The message delivered by Corbyn on buses is folksy but potent. Private operators are profiteering, he says, on single routes, and failing to provide from those who need it most on less profitable and rural routes. A Labour government will introduce proper “city-wide” and rural bus services, he claims.
You can watch the whole thing here. I recommend it.
At the end the smug, sanctimonious tone is annoying, isn’t it? But he – or his skilled team, with their ability to create just the right blend of faked authentic amateurism and high quality graphics and messaging – understand that there is a strong likelihood that the next general election will be fought on this and other issues related to the state of the public realm.
Corbyn on the buses is a reminder for the Brexit-mired Tories that they are storing up the most almighty kicking from the British electorate at some point.
On rough-sleeping, driven in part by the “spice” drugs epidemic with associated violence against addicts in our city centres, the Tories have been warned for several years.

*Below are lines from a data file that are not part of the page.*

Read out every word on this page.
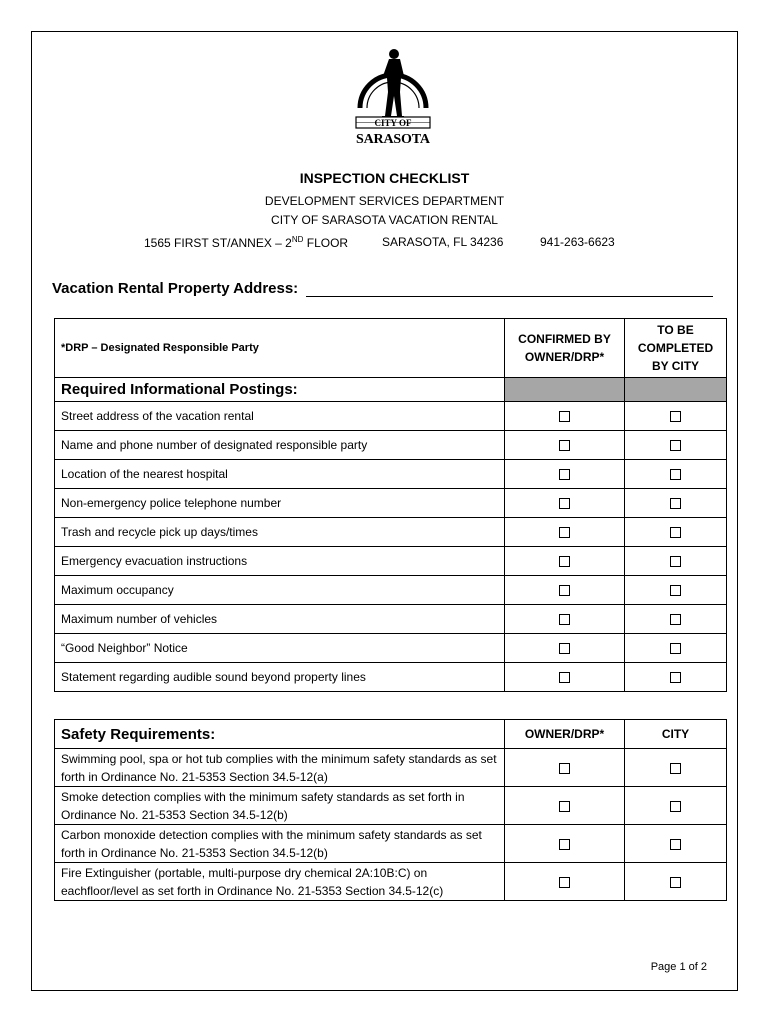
CITY OF
SARASOTA
INSPECTION CHECKLIST
DEVELOPMENT SERVICES DEPARTMENT
CITY OF SARASOTA VACATION RENTAL
1565 FIRST ST/ANNEX – 2ND FLOOR	SARASOTA, FL 34236	941-263-6623
Vacation Rental Property Address:
*DRP – Designated Responsible Party	CONFIRMED BY OWNER/DRP*	TO BE COMPLETED BY CITY
Required Informational Postings:		
Street address of the vacation rental		
Name and phone number of designated responsible party		
Location of the nearest hospital		
Non-emergency police telephone number		
Trash and recycle pick up days/times		
Emergency evacuation instructions		
Maximum occupancy		
Maximum number of vehicles		
“Good Neighbor” Notice		
Statement regarding audible sound beyond property lines		
Safety Requirements:	OWNER/DRP*	CITY
Swimming pool, spa or hot tub complies with the minimum safety standards as set forth in Ordinance No. 21-5353 Section 34.5-12(a)		
Smoke detection complies with the minimum safety standards as set forth in Ordinance No. 21-5353 Section 34.5-12(b)		
Carbon monoxide detection complies with the minimum safety standards as set forth in Ordinance No. 21-5353 Section 34.5-12(b)		
Fire Extinguisher (portable, multi-purpose dry chemical 2A:10B:C) on eachfloor/level as set forth in Ordinance No. 21-5353 Section 34.5-12(c)		
Page 1 of 2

The numbers on violent crime, and the complaints from the police that they are over-run, should be setting off air raid warning sirens in CCHQ.
The Tory party’s approach to social media has improved somewhat, of late. But you can’t sell decent employment figures alone, and expect a leadership and intellectual vacuum coupled with zero capacity for problem-solving to be forgiven by the electorate when next year the Conservatives will have been in power for a decade. As I said, the Tories have a kicking coming, without a change of direction.

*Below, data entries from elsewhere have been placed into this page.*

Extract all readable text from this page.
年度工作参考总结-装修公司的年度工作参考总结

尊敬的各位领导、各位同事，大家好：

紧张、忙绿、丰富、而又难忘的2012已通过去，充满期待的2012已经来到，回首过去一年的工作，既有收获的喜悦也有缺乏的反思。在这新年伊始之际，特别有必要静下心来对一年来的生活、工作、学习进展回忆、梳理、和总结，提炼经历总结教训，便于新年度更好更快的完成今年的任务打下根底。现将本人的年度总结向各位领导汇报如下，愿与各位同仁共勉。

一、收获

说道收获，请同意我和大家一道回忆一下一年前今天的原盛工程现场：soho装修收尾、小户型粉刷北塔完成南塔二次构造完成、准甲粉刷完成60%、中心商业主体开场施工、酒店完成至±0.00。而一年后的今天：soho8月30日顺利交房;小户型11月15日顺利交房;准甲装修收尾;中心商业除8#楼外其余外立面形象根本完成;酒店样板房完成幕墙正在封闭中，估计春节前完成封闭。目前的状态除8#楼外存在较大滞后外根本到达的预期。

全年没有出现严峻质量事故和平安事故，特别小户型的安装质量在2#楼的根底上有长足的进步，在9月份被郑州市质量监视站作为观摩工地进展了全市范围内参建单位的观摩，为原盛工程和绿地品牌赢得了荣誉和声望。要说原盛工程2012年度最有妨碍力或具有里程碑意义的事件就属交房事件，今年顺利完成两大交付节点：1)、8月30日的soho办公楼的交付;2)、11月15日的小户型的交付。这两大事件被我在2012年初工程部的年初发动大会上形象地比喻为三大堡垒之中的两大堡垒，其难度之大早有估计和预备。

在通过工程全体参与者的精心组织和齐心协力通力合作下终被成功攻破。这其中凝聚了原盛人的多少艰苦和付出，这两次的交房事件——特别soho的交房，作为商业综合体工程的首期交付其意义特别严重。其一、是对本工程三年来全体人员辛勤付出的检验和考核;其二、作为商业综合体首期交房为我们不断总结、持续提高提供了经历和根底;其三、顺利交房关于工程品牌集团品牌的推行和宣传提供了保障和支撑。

Some senior Conservatives comfort themselves by looking at the opinion polls. The polls, in this fluid situation, are all but worthless. Brexit and fatigue distorts everything. Soon, the attention will shift to other matters.
To respond, the Tories need a rapid change of leader as soon as they get some form of Brexit over the line.
Corbyn’s slogan at the end of that video is “Rebuilding Britain.” If the Tories have any sense, they will steal or reinvent the terminology and under a new leader set about urgently improving the condition of the public realm.